As to the suggested reasons that might have operated on the directors in refusing registration: First, as to the suggestion that the liability of Brown was an asset which the directors might naturally be disinclined to part with, that was sufficiently disposed of during the argument. The right of the transferror is a right of property the exercise of which can only be prevented for some valid reason. Secondly, if the liability of the shareholder for the full amount of the shares, as uncalled capital, is a sufficient reason for refusing to register a transfer of his shares, that is practically denying the right of transfer to anyone who has signed the memorandum of association of a company. The third reason, that the bank's nominees might have been considered disagreeable persons, is met by the conduct of the directors when the bank offered to substitute any nominees whom the directors would name. The fourth reason, that it was undesirable for a bank to have a controlling or large influence in the company, is met by Bell Bros.' Case. The fifth reason, that the company might naturally object to registering nominees, is met by Bell Bros.' Case, and the case of Pender v. Lushington.

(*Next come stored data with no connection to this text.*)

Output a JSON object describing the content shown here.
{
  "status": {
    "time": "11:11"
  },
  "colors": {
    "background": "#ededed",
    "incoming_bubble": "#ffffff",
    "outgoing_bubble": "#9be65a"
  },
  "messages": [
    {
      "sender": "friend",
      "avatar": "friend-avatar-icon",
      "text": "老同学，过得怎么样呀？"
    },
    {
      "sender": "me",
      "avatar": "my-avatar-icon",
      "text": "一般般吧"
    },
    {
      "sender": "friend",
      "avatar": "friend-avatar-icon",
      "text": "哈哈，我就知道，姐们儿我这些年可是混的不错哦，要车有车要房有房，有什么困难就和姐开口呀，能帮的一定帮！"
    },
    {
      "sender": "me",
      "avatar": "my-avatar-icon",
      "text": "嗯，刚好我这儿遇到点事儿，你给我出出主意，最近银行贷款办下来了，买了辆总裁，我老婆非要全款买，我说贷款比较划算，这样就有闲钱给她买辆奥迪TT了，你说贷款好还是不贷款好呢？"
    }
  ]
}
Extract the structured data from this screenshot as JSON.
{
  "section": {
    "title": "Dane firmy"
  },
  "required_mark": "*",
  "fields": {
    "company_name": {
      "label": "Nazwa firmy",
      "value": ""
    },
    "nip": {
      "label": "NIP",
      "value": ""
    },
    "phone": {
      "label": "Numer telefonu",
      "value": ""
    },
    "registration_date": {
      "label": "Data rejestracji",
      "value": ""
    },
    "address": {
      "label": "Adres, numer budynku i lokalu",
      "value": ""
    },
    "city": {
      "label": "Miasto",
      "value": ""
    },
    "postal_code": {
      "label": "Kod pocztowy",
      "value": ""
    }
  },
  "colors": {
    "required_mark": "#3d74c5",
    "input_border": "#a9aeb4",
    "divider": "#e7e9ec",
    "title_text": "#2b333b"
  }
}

These are all the reasons that have been suggested, and on examination they all appear to be idle and trivial. The real reason is to be discovered from the evidence, and it amounted to a breach of trust on the part of the directors, if they acted upon the motives that their counsel has suggested.

The order therefore should be amended by omitting the condition as to the undertaking, but with that variation it will be affirmed.

Barton, J.

The judgment of the Chief Justice has been so exhaustive that I feel that I could not with advantage add anything to what he has said.

O'Connor, J.

I am of the same opinion.

Appeal dismissed. Order of Supreme Court varied by omitting undertaking. Order so varied affirmed. Appellants to pay the costs of the appeal.

Solicitors, for appellants, Dawson, Waldron & Glover.

Solicitors, for respondents, Macnamara & Smith.